Following graduation from North High I tried to get a summer job to afford to go to college. Even though tuition at the University of Minnesota was only $75 per quarter in 1955, with textbooks, even used ones, coming to about the same, wages were not that high and jobs for students were not so prevalent. And I was not really afraid of work but had little preparation for finding it. After several applications did not materialize, my dad got me a job as truck driver and gopher at J. Olson Machine Company, where he was by now a master machinist. I was making real money at last, with overtime, some weeks over $100. Enough to buy a used ’49 Chevy. Over the summer I was promoted to drill press operator and was praised by the boss (but chastised by the other operators who were shown to be dragging their feet a bit on the production line—“Somebody’s not pulling their weight around here,” in the words of Jim Olson, the owner).
Then I got this great idea how to speed up the process even more. Only I selected the wrong tool for the fine pieces with very low tolerance for error that I was removing the burrs from. My part was the very last in the long process of tooling that had these parts ready for shipping. And before the inspector caught me I had ruined an entire multi-thousand dollar job. Fortunately for me this happened at the end of the summer and it was time to get ready to enroll at the U. of Minnesota. So I left behind my budding career as a machine operator.
I was able to get my best friend, Denny Neill, on as driver, a job which he stayed with until he decided on his own future. Denny was a true friend. We car-pooled to the campus for a couple of years and lived less than a mile apart.

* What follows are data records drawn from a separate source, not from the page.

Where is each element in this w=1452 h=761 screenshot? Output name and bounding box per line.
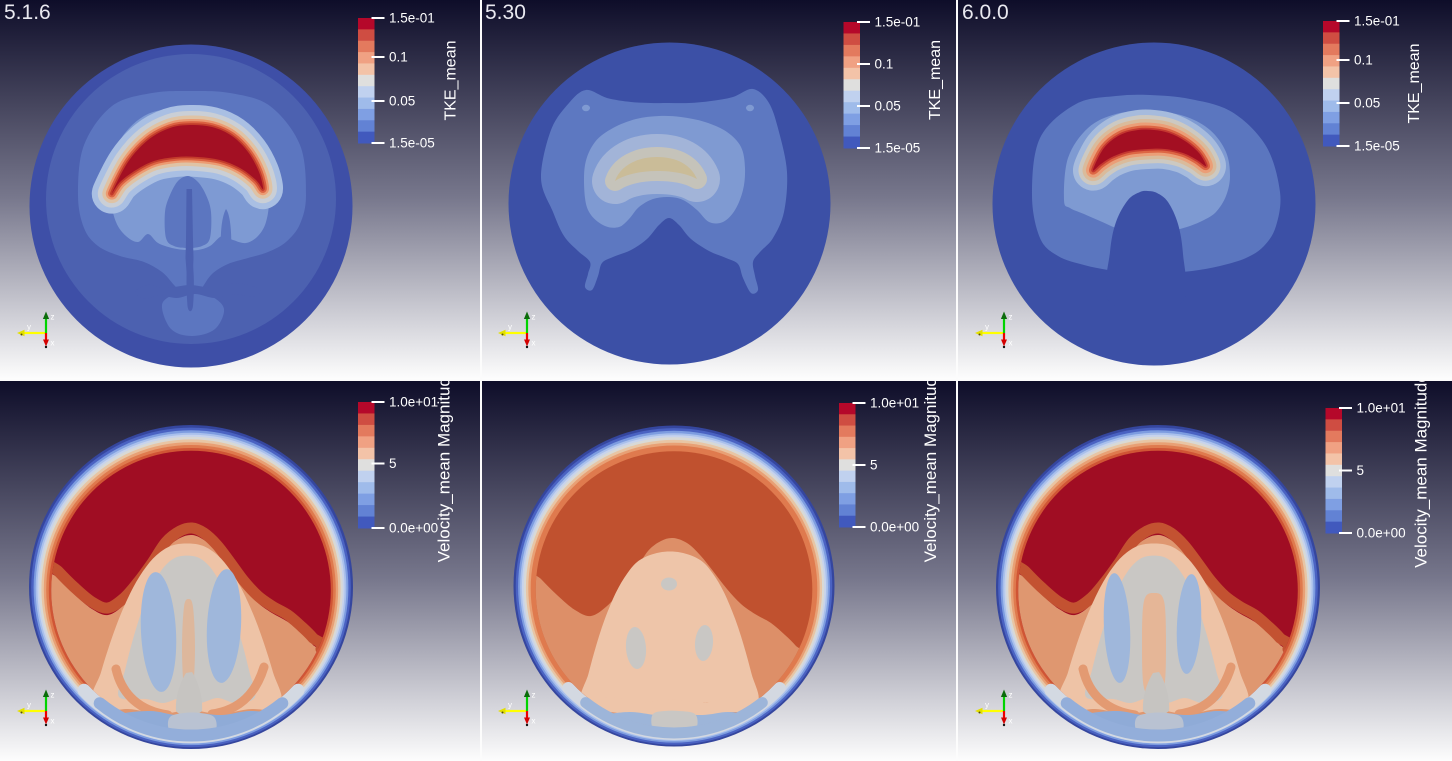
svg-text:0.05: 0.05 [1354, 96, 1380, 111]
svg-text:1.5e-05: 1.5e-05 [389, 136, 435, 151]
svg-text:1.5e-05: 1.5e-05 [875, 141, 921, 156]
svg-text:6.0.0: 6.0.0 [962, 1, 1009, 24]
svg-text:5: 5 [389, 456, 397, 471]
svg-text:1.5e-01: 1.5e-01 [1354, 14, 1400, 29]
svg-text:0.0e+00: 0.0e+00 [1357, 526, 1406, 541]
svg-text:Velocity_mean Magnitude: Velocity_mean Magnitude [1412, 381, 1431, 568]
svg-text:0.05: 0.05 [389, 94, 415, 109]
svg-text:x: x [532, 339, 536, 348]
svg-text:TKE_mean: TKE_mean [443, 40, 460, 120]
svg-text:x: x [51, 717, 55, 726]
svg-text:y: y [27, 701, 31, 710]
svg-text:z: z [532, 313, 536, 322]
svg-text:TKE_mean: TKE_mean [927, 40, 944, 120]
svg-text:5: 5 [1357, 463, 1365, 478]
svg-text:y: y [985, 323, 989, 332]
svg-text:1.0e+01: 1.0e+01 [389, 395, 438, 410]
svg-text:y: y [508, 323, 512, 332]
svg-text:0.0e+00: 0.0e+00 [870, 520, 919, 535]
svg-text:z: z [1009, 313, 1013, 322]
svg-text:y: y [27, 323, 31, 332]
svg-text:0.05: 0.05 [875, 99, 901, 114]
svg-text:1.5e-01: 1.5e-01 [389, 11, 435, 26]
svg-text:5: 5 [870, 458, 878, 473]
svg-text:1.0e+01: 1.0e+01 [1357, 401, 1406, 416]
svg-text:z: z [51, 313, 55, 322]
svg-text:0.1: 0.1 [875, 57, 894, 72]
svg-text:0.1: 0.1 [389, 50, 408, 65]
svg-text:Velocity_mean Magnitude: Velocity_mean Magnitude [435, 381, 454, 562]
svg-text:y: y [508, 701, 512, 710]
svg-text:0.1: 0.1 [1354, 53, 1373, 68]
svg-text:5.30: 5.30 [485, 1, 526, 24]
svg-text:1.0e+01: 1.0e+01 [870, 396, 919, 411]
svg-text:TKE_mean: TKE_mean [1406, 43, 1423, 123]
svg-text:5.1.6: 5.1.6 [4, 1, 51, 24]
svg-text:1.5e-05: 1.5e-05 [1354, 139, 1400, 154]
svg-text:x: x [51, 339, 55, 348]
svg-text:Velocity_mean Magnitude: Velocity_mean Magnitude [921, 381, 940, 562]
svg-text:0.0e+00: 0.0e+00 [389, 521, 438, 536]
svg-text:x: x [1009, 339, 1013, 348]
svg-text:x: x [532, 717, 536, 726]
svg-text:z: z [1009, 691, 1013, 700]
svg-text:x: x [1009, 717, 1013, 726]
svg-text:z: z [532, 691, 536, 700]
svg-text:y: y [985, 701, 989, 710]
svg-text:z: z [51, 691, 55, 700]
svg-text:1.5e-01: 1.5e-01 [875, 15, 921, 30]
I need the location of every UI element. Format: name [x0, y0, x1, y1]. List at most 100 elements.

I was living at home and working my way through school at summer jobs and then got hired part time by the Minneapolis Park Board as Men’s Director at Nicollet Field in South Minneapolis and in the summer as a recreation supervisor at various parks throughout the city.
One time my dad and I got into a “knock-down, drag-out” fight during one of his drunken binges (which by this time had cost him his job at J. Olson Machine), resulting in me leaving home with no idea where I was going. Denny and his family took me into their home where I slept on the couch for several weeks, until my mother forced my dad through an ultimatum to reconcile, at a meeting called by our pastor in his office.
DENNY AND ME IN 1995
That is the kind of guy Denny was, and is. Even though I once hurt him to the point of endangering our friendship. Denny and I went through high school church youth group, young adult fellowship, two years of college, played basketball and hockey, went water-skiing, courted girls from the same nursing school (Denny married his, Carol, and they are still together), went on a canoe trip on the Gunflint trail into Canada together, stood up in each other’s weddings, went drinking together on more than one or two occasions, and both survived the other’s driving during those awful “invincible” years to which young men are prone.
We are no longer keeping in touch on a regular basis. But we are still friends. In fact, I learned the meaning of real friendship from Denny Neill.